Le peuple Aymara des hautes terres andines parle de « qhipa pacha », une expression qui fait référence au futur comme à une direction vers laquelle on marche en arrière. Ils croient qu’il faut se tourner vers le passé pour comprendre ce qui pourrait arriver ensuite.
L’année dernière, 13 écrivains péruviens ont lancé le Collectif Qhipa Pacha, une initiative littéraire qui « tend à récupérer la mémoire de nos peuples originels pour fonder des mondes possibles ». Ces écrivains imaginent des futurs qui reflètent les idées et les préoccupations des Péruviens a propos leur passé et leur présent.

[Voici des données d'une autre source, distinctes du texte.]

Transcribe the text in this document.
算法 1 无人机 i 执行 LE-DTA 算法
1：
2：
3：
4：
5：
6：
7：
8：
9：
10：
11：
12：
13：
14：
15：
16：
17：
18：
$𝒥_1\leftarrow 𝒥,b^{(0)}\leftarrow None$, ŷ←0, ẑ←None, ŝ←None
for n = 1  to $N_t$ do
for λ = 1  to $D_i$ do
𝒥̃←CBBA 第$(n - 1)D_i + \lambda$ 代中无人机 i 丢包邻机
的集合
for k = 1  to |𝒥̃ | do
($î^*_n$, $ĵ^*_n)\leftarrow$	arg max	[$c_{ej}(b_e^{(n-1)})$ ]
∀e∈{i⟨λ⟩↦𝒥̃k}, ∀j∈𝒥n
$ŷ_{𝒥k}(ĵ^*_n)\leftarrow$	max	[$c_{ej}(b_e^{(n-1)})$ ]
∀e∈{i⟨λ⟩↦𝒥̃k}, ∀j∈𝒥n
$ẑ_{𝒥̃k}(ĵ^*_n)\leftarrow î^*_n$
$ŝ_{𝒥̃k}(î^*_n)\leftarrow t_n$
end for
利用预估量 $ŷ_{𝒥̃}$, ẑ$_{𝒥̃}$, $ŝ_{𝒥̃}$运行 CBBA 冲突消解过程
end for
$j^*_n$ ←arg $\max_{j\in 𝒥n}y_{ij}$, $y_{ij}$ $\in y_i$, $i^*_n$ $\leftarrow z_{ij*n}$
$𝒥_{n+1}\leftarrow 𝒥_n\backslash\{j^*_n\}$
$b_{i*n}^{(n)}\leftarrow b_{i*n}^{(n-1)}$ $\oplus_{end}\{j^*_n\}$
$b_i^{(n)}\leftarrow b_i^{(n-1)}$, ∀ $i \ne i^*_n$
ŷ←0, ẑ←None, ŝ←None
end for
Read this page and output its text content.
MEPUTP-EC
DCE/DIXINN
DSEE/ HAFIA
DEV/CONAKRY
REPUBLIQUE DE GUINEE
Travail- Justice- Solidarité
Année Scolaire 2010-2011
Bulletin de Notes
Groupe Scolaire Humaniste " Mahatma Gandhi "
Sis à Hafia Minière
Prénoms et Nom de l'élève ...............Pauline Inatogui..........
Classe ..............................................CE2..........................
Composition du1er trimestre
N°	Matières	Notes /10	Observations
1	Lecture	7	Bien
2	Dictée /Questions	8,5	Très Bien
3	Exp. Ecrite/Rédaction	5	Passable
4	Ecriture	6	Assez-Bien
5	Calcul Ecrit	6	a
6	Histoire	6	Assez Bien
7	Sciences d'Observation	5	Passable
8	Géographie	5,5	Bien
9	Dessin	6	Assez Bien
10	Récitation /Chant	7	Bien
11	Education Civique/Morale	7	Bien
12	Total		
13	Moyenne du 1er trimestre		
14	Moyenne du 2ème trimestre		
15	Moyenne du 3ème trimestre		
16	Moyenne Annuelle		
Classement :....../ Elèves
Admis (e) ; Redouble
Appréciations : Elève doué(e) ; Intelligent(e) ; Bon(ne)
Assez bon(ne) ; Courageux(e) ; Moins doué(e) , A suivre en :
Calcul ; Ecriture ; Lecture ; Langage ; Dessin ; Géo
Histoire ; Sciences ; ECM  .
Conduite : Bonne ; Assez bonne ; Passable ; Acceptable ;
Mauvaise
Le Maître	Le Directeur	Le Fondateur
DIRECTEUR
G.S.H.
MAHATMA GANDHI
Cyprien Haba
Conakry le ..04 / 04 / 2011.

Écrivains de fiction spéculative péruviens et membres de Last Time. Agnoli Crisp Rosée, CC BY-ND
Mon enseignement et mes écrits se concentrent principalement sur l’histoire littéraire et le réalisme péruviens, un style prédominant depuis le XIXe siècle. Récemment, je me suis intéressé aux écrivains latino-américains qui explorent un avenir imaginé à travers la fiction spéculative.
Cette approche n’est pas simplement de la science-fiction écrite en espagnol et se déroulant au Pérou. C’est un genre enraciné à la fois dans le respect de la mémoire ancestrale du Pérou et dans l’attention portée aux problèmes sociétaux actuels.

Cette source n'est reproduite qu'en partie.